A military-run court in Myanmar has sentenced former leader Aung Suu Kyi to six years in prison for corruption. Kyi, 77, is a prominent figure in Myanmar and is staunchly opposed to the military rule of the country. She won a Nobel Peace Prize and is considered one of the most notable opposition figures in the country.
The military has accused her of profound corruption, including 18 offenses ranging from graft to election violations. If she were convicted and given the maximum sentence for all 18 charges, she’d face 190 years behind bars. Suu Kyi has denounced the accusations as “absurd” and denies any wrongdoing.
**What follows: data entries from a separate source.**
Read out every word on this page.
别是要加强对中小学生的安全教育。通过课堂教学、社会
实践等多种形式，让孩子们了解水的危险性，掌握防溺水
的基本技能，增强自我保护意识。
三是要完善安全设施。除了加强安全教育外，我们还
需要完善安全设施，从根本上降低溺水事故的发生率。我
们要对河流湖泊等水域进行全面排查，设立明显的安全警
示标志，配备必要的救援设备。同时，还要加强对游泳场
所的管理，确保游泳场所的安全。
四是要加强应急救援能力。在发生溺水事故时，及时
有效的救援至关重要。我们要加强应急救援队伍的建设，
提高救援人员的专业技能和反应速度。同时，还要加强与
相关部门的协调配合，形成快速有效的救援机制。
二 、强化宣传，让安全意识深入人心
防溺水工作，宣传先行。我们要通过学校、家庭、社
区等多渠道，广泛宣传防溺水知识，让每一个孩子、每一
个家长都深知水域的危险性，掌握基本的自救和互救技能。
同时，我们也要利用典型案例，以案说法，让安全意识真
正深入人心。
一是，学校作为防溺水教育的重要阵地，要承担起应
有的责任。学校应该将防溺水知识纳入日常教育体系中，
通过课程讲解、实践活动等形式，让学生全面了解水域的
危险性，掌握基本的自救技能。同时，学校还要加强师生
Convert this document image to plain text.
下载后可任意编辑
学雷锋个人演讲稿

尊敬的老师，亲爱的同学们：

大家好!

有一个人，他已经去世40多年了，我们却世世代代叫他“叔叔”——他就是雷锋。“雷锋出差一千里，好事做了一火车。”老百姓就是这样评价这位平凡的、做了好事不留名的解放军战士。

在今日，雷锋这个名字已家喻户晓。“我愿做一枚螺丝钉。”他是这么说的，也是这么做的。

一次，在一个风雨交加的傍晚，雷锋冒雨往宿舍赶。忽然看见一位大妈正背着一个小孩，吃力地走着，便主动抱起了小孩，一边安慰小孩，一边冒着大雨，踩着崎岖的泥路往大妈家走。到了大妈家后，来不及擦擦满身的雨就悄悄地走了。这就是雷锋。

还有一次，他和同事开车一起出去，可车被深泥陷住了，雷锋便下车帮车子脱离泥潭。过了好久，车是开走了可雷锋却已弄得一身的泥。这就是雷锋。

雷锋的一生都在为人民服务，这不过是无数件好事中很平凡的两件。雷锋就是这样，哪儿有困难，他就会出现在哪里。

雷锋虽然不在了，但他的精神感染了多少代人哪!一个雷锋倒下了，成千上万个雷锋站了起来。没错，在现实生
The ruling military government accused Suu Kyi of misusing funds from the Daw Khin Kyi Foundation. Suu Kyi founded the Daw Khin Kyi Foundation to focus on educating the citizens of Myanmar and promoting healthy lifestyles. The military alleges that Suu Kyi mismanaged funds from the foundation and used them to build herself a house and leased government property at a discounted price.
Suu Kyi is now being held in solitary confinement in a prison in the country’s capital, Naypyitaw. She already faces eleven years behind bars for crimes she’s been convicted of in other military-led trials.
The situation in Myanmar has been troubling since last year when the military violently overthrew the democratically-elected government led by Suu Kyi. They implemented a brutal crackdown on public dissent. The junta has publicly jailed, tortured, and murdered dissidents in a widespread campaign the UN has decried as a crime against humanity.
The world’s governments have roundly decried the situation and levied harsh sanctions against Myanmar’s military. Government leaders around the world have called the charges against Suu Kyi a farce, arguing that these are politically-motivated charges intended to discredit the regime and remove a popular leader from power.
Myanmar’s military government says Suu Kyi is being given a fair trial and decries the international backlash as unnecessary foreign intervention. That characterization is far from the reality of the situation, however. “It’s a massive assault against her rights, and part of the campaign to bury her and the [National League for Democracy] forever,” says Human Rights Watch’s deputy Asia director, Phil Robertson.
Notably, Myanmar’s military ruled the country for decades before Suu Kyi’s party won democratic elections and brought forth a brief period of reforms. Her ouster from office in February 2021 returned the country to the military rule it has known since the end of British colonial rule nearly 70 years ago.